How Hexagon built a serverless data lake for all its cloud stores
One enterprise already seeing results is Hexagon. The software company’s cloud center of excellence (CCoE) team had a goal to build a fully serverless data lake that could collect data from all of its cloud accounts and store it in a single data lake.
They also wanted the ability to query this data using SQL and visualize it with tools they were familiar with (such as AWS QuickSight), and explore the history of their cloud configuration over time.

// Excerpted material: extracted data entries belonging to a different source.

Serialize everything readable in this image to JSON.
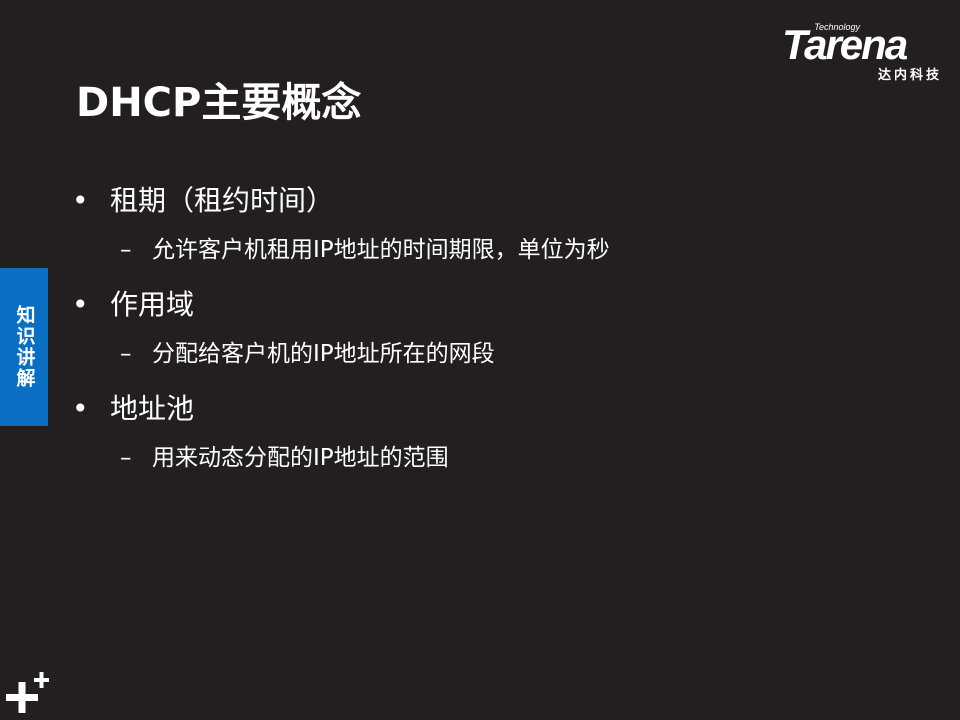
{
  "slide": {
    "title": "DHCP主要概念",
    "logo": {
      "technology": "Technology",
      "wordmark": "Tarena",
      "chinese_name": "达内科技"
    },
    "side_tab": "知识讲解",
    "bullets": [
      {
        "text": "租期（租约时间）",
        "sub": "允许客户机租用IP地址的时间期限，单位为秒"
      },
      {
        "text": "作用域",
        "sub": "分配给客户机的IP地址所在的网段"
      },
      {
        "text": "地址池",
        "sub": "用来动态分配的IP地址的范围"
      }
    ],
    "bullet_glyph": "•",
    "sub_glyph": "–"
  },
  "colors": {
    "background": "#231f20",
    "text": "#ffffff",
    "tab": "#0a6fc2"
  }
}
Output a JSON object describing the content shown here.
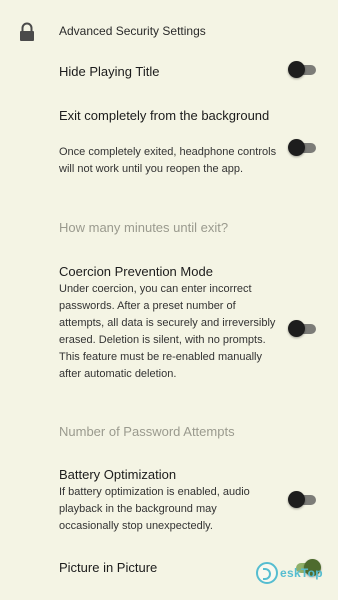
{
  "header": {
    "icon": "lock-icon",
    "title": "Advanced Security Settings"
  },
  "settings": {
    "hide_playing_title": {
      "title": "Hide Playing Title",
      "enabled": false
    },
    "exit_background": {
      "title": "Exit completely from the background",
      "description": "Once completely exited, headphone controls will not work until you reopen the app.",
      "enabled": false
    },
    "minutes_until_exit": {
      "title": "How many minutes until exit?"
    },
    "coercion_prevention": {
      "title": "Coercion Prevention Mode",
      "description": "Under coercion, you can enter incorrect passwords. After a preset number of attempts, all data is securely and irreversibly erased. Deletion is silent, with no prompts. This feature must be re-enabled manually after automatic deletion.",
      "enabled": false
    },
    "password_attempts": {
      "title": "Number of Password Attempts"
    },
    "battery_optimization": {
      "title": "Battery Optimization",
      "description": "If battery optimization is enabled, audio playback in the background may occasionally stop unexpectedly.",
      "enabled": false
    },
    "picture_in_picture": {
      "title": "Picture in Picture",
      "enabled": true
    }
  },
  "watermark": {
    "text": "eskTop"
  },
  "colors": {
    "background": "#f4f4e4",
    "toggle_off_thumb": "#1d1d1d",
    "toggle_off_track": "#7c7c78",
    "toggle_on_thumb": "#4e6b2e",
    "toggle_on_track": "#8fb06a",
    "muted_text": "#9a9a8e"
  }
}
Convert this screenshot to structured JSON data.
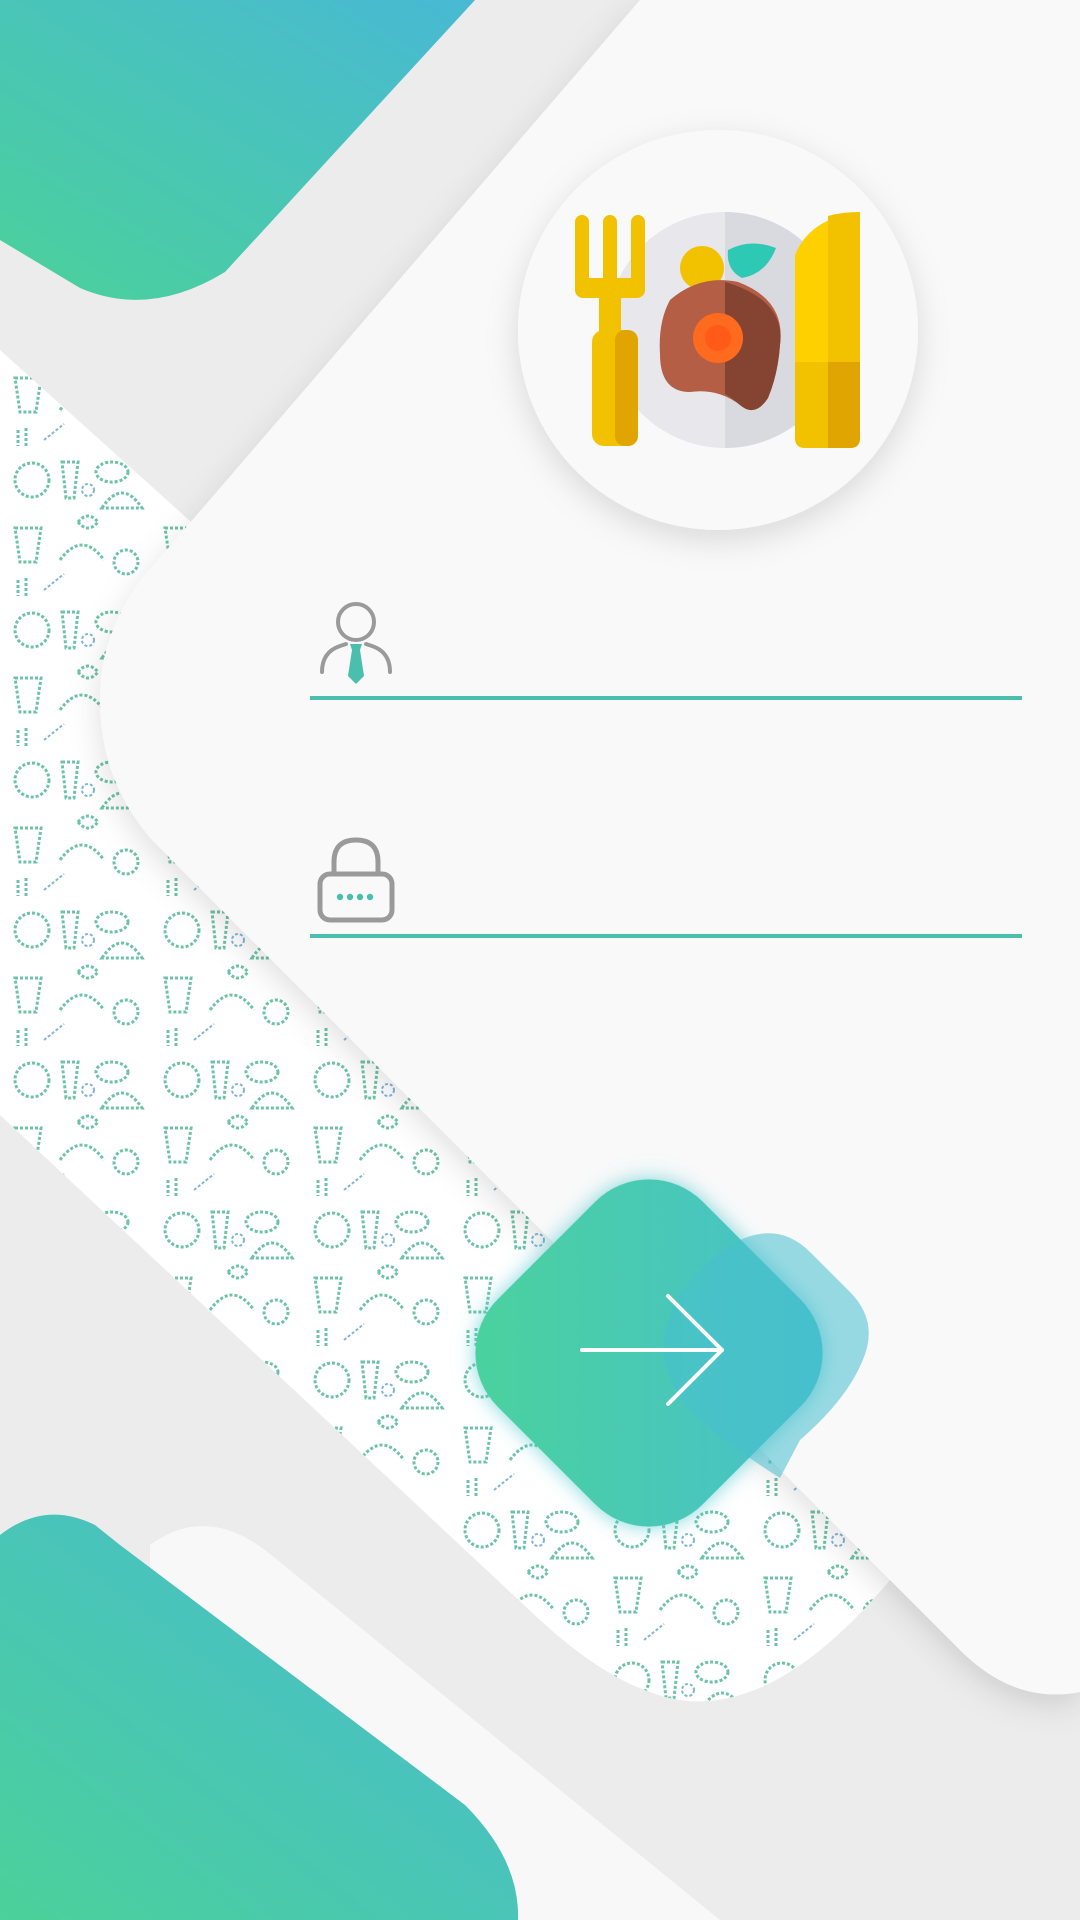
{
  "colors": {
    "background": "#ececec",
    "card": "#f9f9f9",
    "gradient_start": "#4bd19a",
    "gradient_end": "#48b9d4",
    "accent_underline": "#4bbfae",
    "icon_gray": "#9a9a9a"
  },
  "logo": {
    "icon": "plate-with-fork-and-knife-icon"
  },
  "login_form": {
    "username": {
      "icon": "user-with-tie-icon",
      "value": "",
      "placeholder": ""
    },
    "password": {
      "icon": "lock-icon",
      "value": "",
      "placeholder": ""
    },
    "submit": {
      "icon": "arrow-right-icon"
    }
  },
  "background_pattern": {
    "icon": "food-doodle-pattern"
  }
}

The team built a serverless data pipeline using CloudQuery to collect data from all accounts and store it in S3. AWS Glue then ingests data into Glue DB in a format that Amazon Athena can query, which Athena then does, then visualises in QuickSight.
“Having a fully serverless solution was an important requirement,” Hexagon cloud governance and FinOps expert Peter Figueiredo and CloudQuery director of engineering Herman Schaaf wrote in a blog post. “This decision brought lots of benefits since there is no need for time-consuming updates and virtually zero maintenance.”
They did have to overcome some challenges, particularly with Amazon S3 support plugins. The CCoE team was one of the first to try out CloudQuery features in the S3 destination and offered insights leading to new features. These include:
- Parquet support: The CloudQuery file destination initially only supported CSV and JSON data formats. Errors in JSON interpretations led CloudQuery to add Parquet support.
- Data partitioning: A CloudQuery file destination plugin now allows partitioning on initial write (which previously wasn’t available, resulting in extra unnecessary steps).
- Resource view for Athena: CloudQuery initially only offered a resources view for AWS compatible with Postgres. But Athena didn’t support this, so CloudQuery added a function that can retrieve a list of all tables to build or update a resources view.
Figueiredo’s team used CloudQuery to replace AWS’s VPC IP address manager (IPAM) — which he called expensive and limited in that it does not cover other cloud providers.
Ultimately, his team runs CloudQuery in ‘data lake’ mode using “ultra cheap infrastructure” including AWS S3, ECS, Glue, Athena and Lambda,” Figueiredo told VentureBeat. This keeps costs low and allows Hexagon to merge all its IP addresses across different cloud providers.
“We can quickly query any IP across the board and find who the owners are,” said Figueiredo. “We are now able to collect all we need at a very low cost with near zero maintenance. This is the holy grail for our team.”